Um dos gêneros literários mais importantes do século XX são as distopias. Três dos mais importantes livros do século são nesse gênero: 1984, de George Orwell, Fahrenheit 451, de Ray Bradbury e Admirável Mundo Novo, de Adous Huxley. Uma obra que merece constar nessa lista é O conto da aia, de Margaret Atwood.
Escrito em 1985, o livro foi redescoberto diante do cenário político atual dos EUA. Foi transformado em uma premiadíssima série do serviço de streaming Hulu.
Mas o que diferencia O conto da aia de seus similares distópicos mais famosos? Essencialmente, o olhar feminino. Tanto o livro de Orwell quanto de Bradbury quanto o de Huxley foram escritos por homens e tinham homens como protagonistas. Margaret Atwood não só escreveu uma distopia com uma protagonista feminina: ela criou uma distopia cujas principais vítimas são mulheres.
Na história, os EUA são dominados por um grupo religioso puritano, que impõe uma rígida disciplina sobre as mulheres. Na história, um desastre em uma usina nuclear, associado a outros fatores, fez com que boa parte das mulheres se tornassem inférteis.
Mães solteiras, ou mulheres divorciadas ou casadas com homens separados são sequestradas e transformadas em mães de aluguel dos comandantes do regime. São obrigadas a usarem um vestido vermelho, que as identifica, e uma aba branca, que limita a visão, da mesma forma que é feito com cavalos. Sua função é ter relações com os comandantes cujas esposas são estéreis. O fruto dessas relações será posteriormente criado pelo casal. Se conseguir gerar um filho, a aia estará livre de se tornar uma Não-mulher e ser mandada para as colônias para onde são enviadas as mulheres inférteis, os gays, pessoas ligadas à indústria pornô e outros. O principal trabalho dessas colônias é limpar material radioativo, de modo que poucos duram mais que três anos.
A protagonista é sequestrada enquanto tentava fugir com o marido e a filha – e boa parte da angústia do livro é ela não saber o que lhes aconteceu.
O horror, em O conto da aia, está nos detalhes. Apesar da rígida rotina, em que uma palavra errada ou um gesto equivocado pode levar mulheres para a tortura ou para as colônias, o que mais impressiona são os detalhes, os pequenos gestos que demonstram a que essas mulheres foram reduzidas.
Em determinado ponto da história, por exemplo, uma das aias consegue conceber uma criança. Todas as aias da região são levadas ao hospital, assim como todas as esposas de comandantes. As esposas seguem em um carro luxuoso, enquanto as aias seguem em uma caminhonete com bancos de madeira. No hospital, as esposas se regalam com um banquete comemorativo enquanto para as aias é servido suco em pó – e a protagonista se sente feliz porque alguém se lembrou de colocar um pouco de álcool na bebida. “Somos úteros de duas pernas, apenas isso: receptáculos sagrados, cálices ambulantes”, diz ela à certa altura.

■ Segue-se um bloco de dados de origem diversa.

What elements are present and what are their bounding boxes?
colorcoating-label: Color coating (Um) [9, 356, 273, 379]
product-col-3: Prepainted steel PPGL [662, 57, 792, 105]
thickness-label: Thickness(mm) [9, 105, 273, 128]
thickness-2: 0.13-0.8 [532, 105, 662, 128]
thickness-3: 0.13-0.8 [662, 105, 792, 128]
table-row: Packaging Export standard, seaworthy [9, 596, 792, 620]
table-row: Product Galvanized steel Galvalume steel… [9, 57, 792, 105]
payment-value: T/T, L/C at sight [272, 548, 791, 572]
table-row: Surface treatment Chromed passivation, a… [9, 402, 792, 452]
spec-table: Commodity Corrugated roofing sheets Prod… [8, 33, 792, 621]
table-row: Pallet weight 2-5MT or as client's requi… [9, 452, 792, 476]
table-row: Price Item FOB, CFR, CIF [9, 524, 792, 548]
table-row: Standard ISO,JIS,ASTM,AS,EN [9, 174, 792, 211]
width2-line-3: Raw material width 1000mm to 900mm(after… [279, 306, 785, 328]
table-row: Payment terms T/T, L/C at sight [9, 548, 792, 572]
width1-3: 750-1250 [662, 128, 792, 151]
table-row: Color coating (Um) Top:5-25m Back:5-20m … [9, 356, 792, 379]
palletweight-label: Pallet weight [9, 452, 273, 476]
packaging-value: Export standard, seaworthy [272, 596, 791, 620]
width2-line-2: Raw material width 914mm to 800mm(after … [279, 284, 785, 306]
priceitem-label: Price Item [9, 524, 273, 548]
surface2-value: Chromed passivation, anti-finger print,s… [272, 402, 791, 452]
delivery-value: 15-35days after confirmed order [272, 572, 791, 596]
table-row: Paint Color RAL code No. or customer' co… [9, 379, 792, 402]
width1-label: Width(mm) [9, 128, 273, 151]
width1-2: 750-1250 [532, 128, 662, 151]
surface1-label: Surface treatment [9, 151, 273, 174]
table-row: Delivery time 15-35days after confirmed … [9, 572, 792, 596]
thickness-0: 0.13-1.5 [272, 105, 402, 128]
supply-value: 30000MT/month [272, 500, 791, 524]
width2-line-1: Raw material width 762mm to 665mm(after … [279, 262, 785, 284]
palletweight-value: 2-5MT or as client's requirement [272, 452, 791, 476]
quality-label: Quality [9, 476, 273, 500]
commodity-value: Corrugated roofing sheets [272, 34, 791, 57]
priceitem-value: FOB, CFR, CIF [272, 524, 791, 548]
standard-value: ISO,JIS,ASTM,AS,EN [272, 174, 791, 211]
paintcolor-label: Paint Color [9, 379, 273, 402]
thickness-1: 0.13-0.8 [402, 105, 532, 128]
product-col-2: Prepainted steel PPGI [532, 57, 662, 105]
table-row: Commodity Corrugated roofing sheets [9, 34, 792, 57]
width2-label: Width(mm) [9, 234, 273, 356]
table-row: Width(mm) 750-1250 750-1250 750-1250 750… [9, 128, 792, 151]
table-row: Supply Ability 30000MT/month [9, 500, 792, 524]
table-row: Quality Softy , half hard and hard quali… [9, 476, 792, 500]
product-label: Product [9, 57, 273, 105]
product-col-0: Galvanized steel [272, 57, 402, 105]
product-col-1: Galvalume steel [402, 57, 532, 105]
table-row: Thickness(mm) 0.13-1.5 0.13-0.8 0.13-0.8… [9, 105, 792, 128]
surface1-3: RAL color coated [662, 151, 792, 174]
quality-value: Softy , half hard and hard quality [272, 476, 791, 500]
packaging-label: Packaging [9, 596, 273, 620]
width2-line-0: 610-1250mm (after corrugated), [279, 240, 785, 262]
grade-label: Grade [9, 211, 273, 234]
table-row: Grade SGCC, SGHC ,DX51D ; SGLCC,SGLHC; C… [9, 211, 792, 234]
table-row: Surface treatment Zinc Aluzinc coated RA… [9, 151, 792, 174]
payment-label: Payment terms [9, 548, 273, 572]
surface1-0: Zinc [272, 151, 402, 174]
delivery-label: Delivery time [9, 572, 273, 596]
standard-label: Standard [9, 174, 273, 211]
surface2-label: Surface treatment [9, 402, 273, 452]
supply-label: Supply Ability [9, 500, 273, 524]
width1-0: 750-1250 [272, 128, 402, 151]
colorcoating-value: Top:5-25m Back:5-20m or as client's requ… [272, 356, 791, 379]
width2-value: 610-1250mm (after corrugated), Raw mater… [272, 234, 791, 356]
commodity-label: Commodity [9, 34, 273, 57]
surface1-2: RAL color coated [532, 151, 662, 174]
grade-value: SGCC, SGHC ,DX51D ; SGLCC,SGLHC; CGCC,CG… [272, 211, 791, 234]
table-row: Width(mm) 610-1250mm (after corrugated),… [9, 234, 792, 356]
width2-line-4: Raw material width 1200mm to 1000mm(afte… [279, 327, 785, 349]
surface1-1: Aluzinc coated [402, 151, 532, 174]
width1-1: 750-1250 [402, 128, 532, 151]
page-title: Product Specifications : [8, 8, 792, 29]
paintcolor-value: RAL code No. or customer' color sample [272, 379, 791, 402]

Outros detalhes são igualmente impactantes, em especial as pequenas coisas que antes a protagonista podia fazer e agora lhe são terminantemente proibidas, tornadas pecados, como poder falar quando quiser, usar sandália no verão, ler uma revista no consultório de um médico...
O livro mostra como essas mulheres, submetidas a uma forte doutrinação são dominadas pelo complexo de Estocolmo: em determinado ponto elas começam a achar que o modo de vida que lhes foi imposto é o mais seguro, elas começam a gostar da prisão nas quais foram aprisionadas. Quando, em determinado ponto, ela consegue folhear uma revista feminina, ela se repreende por não se sentir má ao fazê-lo.

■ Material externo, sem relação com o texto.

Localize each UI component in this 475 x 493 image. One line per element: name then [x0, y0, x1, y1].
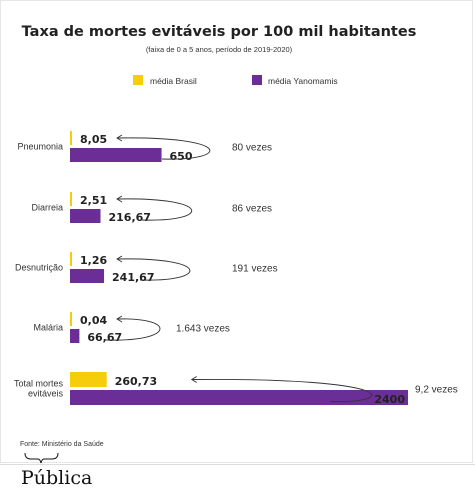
- arrowhead-icon: [116, 134, 123, 142]
- bar-yanomami-pneumonia: [70, 148, 162, 162]
- source-note: Fonte: Ministério da Saúde: [20, 441, 104, 448]
- arrows-layer: 80 vezes 86 vezes 191 vezes 1.643 vezes 9,2 …: [105, 134, 458, 403]
- value-label-yanomami-mal-ria: 66,67: [87, 331, 122, 344]
- comparison-arrow-total-mortes-evit-veis: [191, 378, 373, 403]
- arrowhead-icon: [116, 315, 123, 323]
- value-label-yanomami-pneumonia: 650: [170, 150, 193, 163]
- comparison-arrow-diarreia: [116, 198, 192, 221]
- annotation-total-mortes-evit-veis: 9,2 vezes: [415, 385, 458, 396]
- bar-brasil-diarreia: [70, 192, 72, 206]
- value-label-brasil-desnutri-o: 1,26: [80, 254, 107, 267]
- annotation-mal-ria: 1.643 vezes: [176, 324, 230, 335]
- annotation-diarreia: 86 vezes: [232, 204, 272, 215]
- chart-title: Taxa de mortes evitáveis por 100 mil hab…: [22, 24, 417, 40]
- arrowhead-icon: [116, 255, 123, 263]
- bar-brasil-mal-ria: [70, 312, 72, 326]
- bar-yanomami-desnutri-o: [70, 269, 105, 283]
- value-label-yanomami-desnutri-o: 241,67: [112, 271, 154, 284]
- legend: média Brasil média Yanomamis: [133, 75, 338, 86]
- bar-brasil-total-mortes-evit-veis: [70, 372, 107, 387]
- bar-yanomami-total-mortes-evit-veis: [70, 390, 408, 405]
- value-label-brasil-diarreia: 2,51: [80, 194, 107, 207]
- bar-brasil-pneumonia: [70, 131, 72, 145]
- legend-swatch-brasil: [133, 75, 143, 85]
- chart-subtitle: (faixa de 0 a 5 anos, período de 2019-20…: [146, 45, 293, 54]
- category-label-mal-ria: Malária: [33, 323, 63, 333]
- category-label-desnutri-o: Desnutrição: [15, 263, 63, 273]
- value-label-brasil-pneumonia: 8,05: [80, 133, 107, 146]
- legend-label-yanomami: média Yanomamis: [268, 76, 338, 86]
- arrowhead-icon: [116, 195, 123, 203]
- category-label-pneumonia: Pneumonia: [17, 142, 63, 152]
- legend-swatch-yanomami: [252, 75, 262, 85]
- value-label-brasil-total-mortes-evit-veis: 260,73: [115, 375, 157, 388]
- brace-icon: [24, 452, 59, 464]
- bar-yanomami-diarreia: [70, 209, 101, 223]
- comparison-arrow-mal-ria: [105, 318, 161, 341]
- legend-label-brasil: média Brasil: [150, 76, 197, 86]
- page-frame: [0, 0, 473, 463]
- publica-logo: Pública: [21, 452, 92, 489]
- comparison-arrow-pneumonia: [116, 137, 211, 160]
- value-label-brasil-mal-ria: 0,04: [80, 314, 107, 327]
- comparison-arrow-desnutri-o: [116, 258, 191, 281]
- bottom-rule: [0, 464, 475, 465]
- category-label-total-mortes-evit-veis: Total mortes evitáveis: [14, 379, 64, 399]
- brand-name: Pública: [21, 467, 92, 489]
- value-label-yanomami-diarreia: 216,67: [109, 211, 151, 224]
- value-label-yanomami-total-mortes-evit-veis: 2400: [374, 393, 405, 406]
- arrowhead-icon: [190, 376, 197, 383]
- annotation-pneumonia: 80 vezes: [232, 143, 272, 154]
- bar-brasil-desnutri-o: [70, 252, 72, 266]
- category-label-diarreia: Diarreia: [31, 203, 63, 213]
- annotation-desnutri-o: 191 vezes: [232, 264, 278, 275]
- bar-yanomami-mal-ria: [70, 329, 80, 343]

É interessante notar como, na trama o que começou pequeno vai se alastrando. Quando o regime se instala, as pessoas ligadas à pornografia e prostituição simplesmente somem. A protagonista vai comprar cigarros, a moça da loja comenta o assunto e diz que se sente até mesmo aliviada com isso, afinal é apenas o pessoal que trabalha com pornografia. No dia seguinte, a moça não está mais lá. No começo, todas as pessoas ligadas a uma religião parecem não sofrer com o novo regime, mas logo quackers, batistas e católicos começam a se enforcados e pendurados no muro para que todos vejam o que acontece com que não segue a religião oficial. No começo, todos os casamentos religiosos são aceitos, mas logo qualquer mulher que não tenha se casado na religião oficial poderá ser sequestrada e transformada em uma aia. Ou seja: se o totalitarismo não for barrado logo no início, ele logo engole até mesmo aqueles que apoiaram inicialmente o regime ou se acharam isentos de sua intervenção.
Da mesma forma que 1984 foi essencial na época em que foi escrito, O conto da aia se torna fundamental, numa época em que começa a se delinear um novo tipo de totalitarismo.